Jhumpa Lahiri made the unusually daring move of reinventing herself as a writer in Italian some years ago. But there are still more surprises in store. After several translations of other writers and her first full-length novel in Italian (Dove Mi Trovo, recently translated by her into English as Whereabouts), Lahiri’s upcoming project in the language is a book of verse, scheduled to appear later this year.
Seeds of poetry are already discernible in Whereabouts, a lyrical departure from Lahiri’s familiar style and milieu. Instead of the specificities of the migrant experience, the novel evokes a condition of being in the world through the solitary wanderings of the unnamed woman narrator. In a video call from Princeton University, where Lahiri is teaching at the moment, she spoke about her Italian adventures—as a translator, writer and human being. Edited excerpts.
Your journey as a translator began many years ago, when you rendered some of the stories of (Bengali writer) Ashapurna Devi into English. Could you take us back to the moment it all started?
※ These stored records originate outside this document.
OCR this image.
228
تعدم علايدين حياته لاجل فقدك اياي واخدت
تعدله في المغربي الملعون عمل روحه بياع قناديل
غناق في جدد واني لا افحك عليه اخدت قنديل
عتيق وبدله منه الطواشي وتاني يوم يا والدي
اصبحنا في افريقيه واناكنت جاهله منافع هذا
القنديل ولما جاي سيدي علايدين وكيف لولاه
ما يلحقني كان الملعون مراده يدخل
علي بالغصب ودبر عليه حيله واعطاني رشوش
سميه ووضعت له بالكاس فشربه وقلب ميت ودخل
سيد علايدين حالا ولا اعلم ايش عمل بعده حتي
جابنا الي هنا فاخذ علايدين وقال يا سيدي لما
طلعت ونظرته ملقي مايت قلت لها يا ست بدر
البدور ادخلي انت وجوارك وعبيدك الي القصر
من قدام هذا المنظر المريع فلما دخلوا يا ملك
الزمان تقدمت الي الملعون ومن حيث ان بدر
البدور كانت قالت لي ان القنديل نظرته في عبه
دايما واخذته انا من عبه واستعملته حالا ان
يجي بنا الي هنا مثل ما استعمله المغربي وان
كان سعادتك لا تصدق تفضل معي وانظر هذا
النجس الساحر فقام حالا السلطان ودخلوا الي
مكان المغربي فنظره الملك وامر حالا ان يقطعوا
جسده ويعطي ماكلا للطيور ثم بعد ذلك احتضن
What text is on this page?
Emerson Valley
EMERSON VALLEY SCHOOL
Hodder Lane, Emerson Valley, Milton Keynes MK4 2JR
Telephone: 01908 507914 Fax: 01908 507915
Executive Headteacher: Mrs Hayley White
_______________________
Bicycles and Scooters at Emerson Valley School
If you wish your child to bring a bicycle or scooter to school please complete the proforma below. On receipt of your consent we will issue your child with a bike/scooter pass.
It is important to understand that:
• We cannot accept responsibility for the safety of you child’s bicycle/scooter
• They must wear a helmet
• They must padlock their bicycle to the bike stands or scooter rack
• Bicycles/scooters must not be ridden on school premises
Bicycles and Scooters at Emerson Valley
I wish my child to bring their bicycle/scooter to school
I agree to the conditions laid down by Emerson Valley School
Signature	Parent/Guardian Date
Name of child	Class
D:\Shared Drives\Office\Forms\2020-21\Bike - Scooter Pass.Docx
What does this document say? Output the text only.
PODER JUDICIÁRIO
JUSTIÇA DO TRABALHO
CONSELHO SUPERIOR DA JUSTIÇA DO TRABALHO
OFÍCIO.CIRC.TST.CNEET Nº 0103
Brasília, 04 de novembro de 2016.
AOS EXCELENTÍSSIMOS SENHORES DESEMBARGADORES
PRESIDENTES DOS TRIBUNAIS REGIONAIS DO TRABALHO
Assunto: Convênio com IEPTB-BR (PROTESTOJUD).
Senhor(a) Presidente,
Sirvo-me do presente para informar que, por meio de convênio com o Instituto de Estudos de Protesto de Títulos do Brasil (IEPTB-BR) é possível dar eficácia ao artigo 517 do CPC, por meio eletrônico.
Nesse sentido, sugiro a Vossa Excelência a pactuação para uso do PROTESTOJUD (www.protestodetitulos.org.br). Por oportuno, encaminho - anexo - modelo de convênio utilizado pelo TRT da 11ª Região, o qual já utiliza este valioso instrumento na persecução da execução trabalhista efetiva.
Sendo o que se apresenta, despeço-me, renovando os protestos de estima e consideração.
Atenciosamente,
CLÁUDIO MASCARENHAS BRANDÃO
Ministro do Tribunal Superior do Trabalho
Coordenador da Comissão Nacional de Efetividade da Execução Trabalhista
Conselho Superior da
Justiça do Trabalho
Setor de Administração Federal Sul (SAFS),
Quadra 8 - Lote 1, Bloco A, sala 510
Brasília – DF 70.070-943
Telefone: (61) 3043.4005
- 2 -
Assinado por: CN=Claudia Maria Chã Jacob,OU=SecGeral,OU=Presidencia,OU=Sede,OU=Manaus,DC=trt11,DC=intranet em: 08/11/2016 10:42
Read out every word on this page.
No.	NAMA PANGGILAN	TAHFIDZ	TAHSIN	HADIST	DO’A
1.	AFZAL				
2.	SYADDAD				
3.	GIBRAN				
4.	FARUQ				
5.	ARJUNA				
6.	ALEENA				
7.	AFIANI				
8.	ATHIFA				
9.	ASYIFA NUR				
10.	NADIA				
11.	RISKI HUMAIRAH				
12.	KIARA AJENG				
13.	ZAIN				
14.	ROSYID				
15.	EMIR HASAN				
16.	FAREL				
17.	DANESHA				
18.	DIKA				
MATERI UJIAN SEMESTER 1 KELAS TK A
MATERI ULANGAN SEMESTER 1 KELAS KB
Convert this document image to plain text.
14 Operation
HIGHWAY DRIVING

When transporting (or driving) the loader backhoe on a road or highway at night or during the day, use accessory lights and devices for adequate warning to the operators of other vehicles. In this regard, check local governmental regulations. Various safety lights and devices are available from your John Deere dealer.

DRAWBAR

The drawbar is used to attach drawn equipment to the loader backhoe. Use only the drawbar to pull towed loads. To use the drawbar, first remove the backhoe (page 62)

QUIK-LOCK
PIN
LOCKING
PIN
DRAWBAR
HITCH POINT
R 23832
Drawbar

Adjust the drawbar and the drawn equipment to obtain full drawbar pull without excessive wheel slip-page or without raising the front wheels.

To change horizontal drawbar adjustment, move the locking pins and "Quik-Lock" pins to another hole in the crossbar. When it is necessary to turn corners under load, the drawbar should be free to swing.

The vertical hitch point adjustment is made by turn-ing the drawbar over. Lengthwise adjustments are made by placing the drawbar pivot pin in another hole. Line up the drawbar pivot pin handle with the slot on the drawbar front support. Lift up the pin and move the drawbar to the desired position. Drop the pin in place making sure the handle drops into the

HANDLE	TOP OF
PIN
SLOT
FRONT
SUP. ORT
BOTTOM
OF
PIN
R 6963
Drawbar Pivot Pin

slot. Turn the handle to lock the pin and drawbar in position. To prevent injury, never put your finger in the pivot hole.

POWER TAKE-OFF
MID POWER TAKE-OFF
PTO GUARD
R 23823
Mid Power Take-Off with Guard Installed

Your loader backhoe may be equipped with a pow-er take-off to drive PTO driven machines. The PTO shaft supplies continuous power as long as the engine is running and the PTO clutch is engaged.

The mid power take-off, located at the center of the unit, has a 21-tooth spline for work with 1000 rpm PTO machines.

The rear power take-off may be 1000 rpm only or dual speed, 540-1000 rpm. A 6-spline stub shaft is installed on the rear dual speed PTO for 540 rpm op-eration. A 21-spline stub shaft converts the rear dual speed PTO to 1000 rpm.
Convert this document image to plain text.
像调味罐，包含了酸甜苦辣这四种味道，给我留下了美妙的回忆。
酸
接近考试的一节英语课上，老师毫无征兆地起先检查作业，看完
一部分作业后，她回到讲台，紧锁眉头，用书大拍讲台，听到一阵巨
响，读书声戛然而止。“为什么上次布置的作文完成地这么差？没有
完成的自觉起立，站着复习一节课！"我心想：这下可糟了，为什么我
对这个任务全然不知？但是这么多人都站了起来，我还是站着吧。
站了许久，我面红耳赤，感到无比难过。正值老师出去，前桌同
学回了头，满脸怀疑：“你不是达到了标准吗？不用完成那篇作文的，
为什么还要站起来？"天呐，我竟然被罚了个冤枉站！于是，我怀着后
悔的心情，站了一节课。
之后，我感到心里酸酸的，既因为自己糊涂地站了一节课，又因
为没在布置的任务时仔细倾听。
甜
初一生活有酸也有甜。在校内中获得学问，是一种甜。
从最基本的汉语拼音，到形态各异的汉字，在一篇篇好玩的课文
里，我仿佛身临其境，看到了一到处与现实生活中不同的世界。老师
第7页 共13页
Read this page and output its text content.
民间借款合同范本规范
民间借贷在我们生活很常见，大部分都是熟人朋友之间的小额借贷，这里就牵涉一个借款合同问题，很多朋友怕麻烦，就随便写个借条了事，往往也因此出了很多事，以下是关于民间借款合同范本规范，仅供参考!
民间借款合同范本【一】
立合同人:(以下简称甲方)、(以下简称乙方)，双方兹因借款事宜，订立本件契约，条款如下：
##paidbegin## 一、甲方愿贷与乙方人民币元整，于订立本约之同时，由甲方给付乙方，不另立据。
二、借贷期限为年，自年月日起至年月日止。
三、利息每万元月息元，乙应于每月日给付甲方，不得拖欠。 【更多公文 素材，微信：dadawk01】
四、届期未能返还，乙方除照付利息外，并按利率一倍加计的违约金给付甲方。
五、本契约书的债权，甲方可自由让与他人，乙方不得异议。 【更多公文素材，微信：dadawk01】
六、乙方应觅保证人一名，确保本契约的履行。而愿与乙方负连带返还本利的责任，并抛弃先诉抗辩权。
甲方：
I remember doing a translation workshop at Boston University, where I was studying. At the time, I was still quite lost between my own writing, reading other people, and formal literary criticism. But when I took the translation workshop, I thought here is a very academic and intellectual question but it already feels like a part of me because of my relationship with languages. That got me excited. Translation was conducive to thinking about literature in a different way. There was the obvious language—Bengali—a language I know but also don’t know to read well enough and certainly not to write in it. But then, there was my mother, a passionate reader, who adored Ashapurna Devi’s work. She would make me sit down and read her stories out to me. So, I thought maybe I’d like to work with this author, because I liked what I was hearing.
We did this amazing thing. I had my mother read a selection of Ashapurna Devi aloud and tape-recorded her at our home in Rhode Island. Then I’d go back to Boston and listen to the tapes over and over. That was my first experience of translating—in a sense, a personal and collaborative experience with my mother, who had herself translated a book about Bhupen Hazarika when I was a teenager. Back then, I was probably passively absorbing her working with languages.
What did translating your own writing into English feel like?
It was illuminating to recognize there are many voices, languages, points of views, attitudes and tonalities inside me. To translate myself, I’d to formally acknowledge that I’d cultivated a different voice in Italian and to understand where it was taking me inside of myself. What was it helping me bring out that I wasn’t able to bring out in the same way in English? I feel writers are going round and round a couple of key questions about life. These questions are inherently mysterious, and I feel Italian has given me another tool to navigate them.
Translating myself also made me reckon with a particular moment in my life and linguistic apprenticeship. Each book in Italian seems to me like a snapshot of my relationship with the language. In Other Words was like the first contact. In it, there was something of a survivor’s energy, in terms of wanting to get a grip on the language and make it a part of me. With the next book, I relaxed a little, and now, with subsequent books, I feel myself relaxing more but never completely—you can’t ever do that as a writer. So translating Dove Mi Trovo into Whereabouts reminded me of who I had been a few years back, even though I am no longer that person or writer in Italian.
Is there a temptation to rewrite or say things differently when you translate your own work into English?
In some sense, the temptation would be to re-elaborate and give it a whole new energy, to use the translation as a second run. I really didn’t want to do that. I wanted to understand the book I had written; in the time I had written it. I didn’t rework it much at all. I focused on certain keywords and points that I felt really had to be addressed in some way to have meaning for an English language reader. As for the substance of the book, as its “double author”, I wasn’t interested in changing it.
I was struck by the departure from your style in the English books. First, in Italian, you come to the vignette form so confidently. And while your English writing is rooted to a specific cultural milieu of Indian immigrants in the US, ‘Whereabouts’ is entirely unmoored from the specificities of place and community.
It happened quite organically but once it started happening, I was interested by it. I felt it was such a new way of thinking about the questions I am circling around—of belonging, identity, inside and outside, alienation and home, migration. In Other Words looks at these questions vis-à-vis the writer who migrates from one language to another. Whereabouts also considers them but in an abstract key.
My maternal grandfather was a painter, who worked in a realistic vein. My mother’s youngest brother also became an artist and I saw him develop a much more abstract vocabulary. I grew up exposed to these new ways of looking… Apart from my formal education and going to museums, I have these questions already inside me. I was excited I found a key to open a new door—to look at life in a less culturally specific way. If we can all understand that alienation is a universal experience, I think it might help us get out of this we-versus-them mentality that is so destructive…
Which authors are foundational to your writing in Italian?
One of the writers I was thinking about while writing Whereabouts is Italo Calvino. I was influenced by his book Palomar, which is also written in vignettes. These shorter episodes are still germane to the fact that I’m still evolving in a new language. I have greater control with a smaller vehicle, if you will. But for a writer like Calvino, it was a formal choice. I think (Franz) Kafka—some of his really short stories, his diaristic style—was also an influence.